Personally, I don’t think the AP has a case. Fairey does not actually use the AP photograph in his work. Rather, he constructed the image based on the photograph. If AP wins this case, it could have a chilling effect on artistic expression in this country.

I was all set to sympathize with Fairey until I read his biography in Wikipidia. There, I read this:

    Fairey has come under criticism for appropriating others’ artwork into his own while failing to provide attribution for the work used. However, he has threatened to sue artists for the same technique. Austin, Texas graphic designer Baxter Orr did his own take on Fairey’s work in a piece called Protect, with the iconic Obey Giant face covered by a respiratory mask. He started selling prints through his website marketed as his own work. On April 23, 2008 Orr received a signed cease-and-desist order from Fairey’s attorneys, telling him to pull Protect from sale because they alleged it violated Fairey’s trademark. Fairey threatened to sue, calling the designer a “parasite”.
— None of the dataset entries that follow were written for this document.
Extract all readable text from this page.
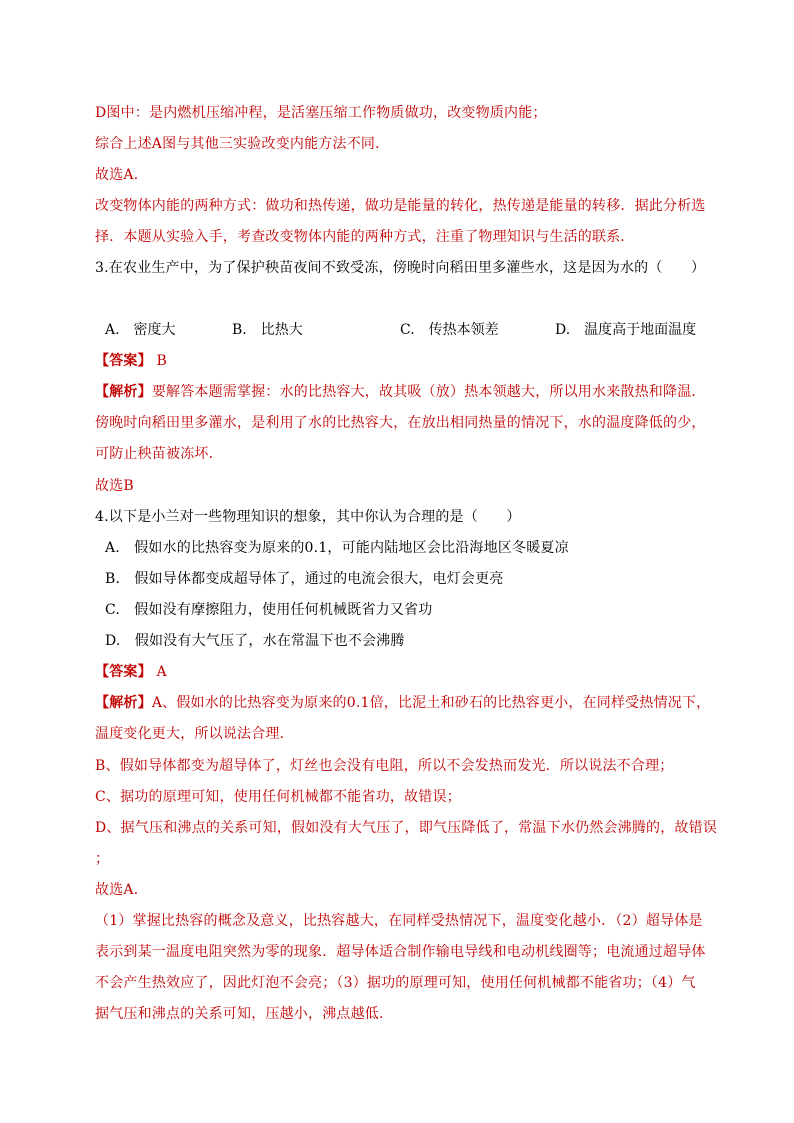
D图中：是内燃机压缩冲程，是活塞压缩工作物质做功，改变物质内能；
综合上述A图与其他三实验改变内能方法不同．
故选A．
改变物体内能的两种方式：做功和热传递，做功是能量的转化，热传递是能量的转移．据此分析选
择．本题从实验入手，考查改变物体内能的两种方式，注重了物理知识与生活的联系．
3.在农业生产中，为了保护秧苗夜间不致受冻，傍晚时向稻田里多灌些水，这是因为水的（　　）
A.　密度大	B.　比热大	C.　传热本领差	D.　温度高于地面温度
【答案】 B
【解析】要解答本题需掌握：水的比热容大，故其吸（放）热本领越大，所以用水来散热和降温．
傍晚时向稻田里多灌水，是利用了水的比热容大，在放出相同热量的情况下，水的温度降低的少，
可防止秧苗被冻坏．
故选B
4.以下是小兰对一些物理知识的想象，其中你认为合理的是（　　）
A.　假如水的比热容变为原来的0.1，可能内陆地区会比沿海地区冬暖夏凉
B.　假如导体都变成超导体了，通过的电流会很大，电灯会更亮
C.　假如没有摩擦阻力，使用任何机械既省力又省功
D.　假如没有大气压了，水在常温下也不会沸腾
【答案】 A
【解析】A、假如水的比热容变为原来的0.1倍，比泥土和砂石的比热容更小，在同样受热情况下，
温度变化更大，所以说法合理．
B、假如导体都变为超导体了，灯丝也会没有电阻，所以不会发热而发光．所以说法不合理；
C、据功的原理可知，使用任何机械都不能省功，故错误；
D、据气压和沸点的关系可知，假如没有大气压了，即气压降低了，常温下水仍然会沸腾的，故错误
；
故选A．
（1）掌握比热容的概念及意义，比热容越大，在同样受热情况下，温度变化越小．（2）超导体是
表示到某一温度电阻突然为零的现象．超导体适合制作输电导线和电动机线圈等；电流通过超导体
不会产生热效应了，因此灯泡不会亮；（3）据功的原理可知，使用任何机械都不能省功；（4）气
据气压和沸点的关系可知，压越小，沸点越低．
Does the h-word come to mind here? Part of the aesthetic of street art is the free appropriation of imagery. Apparently, nobody explained this to Fairey. Not surprisingly, Wikipedia notes that some people don’t consider Fairey to be a street artist. The article includes a photograph of Fairey wearing a business suit.  I don’t know about you, but I can’t imagine spray-painting graffiti while wearing a Brooks Brothers suit.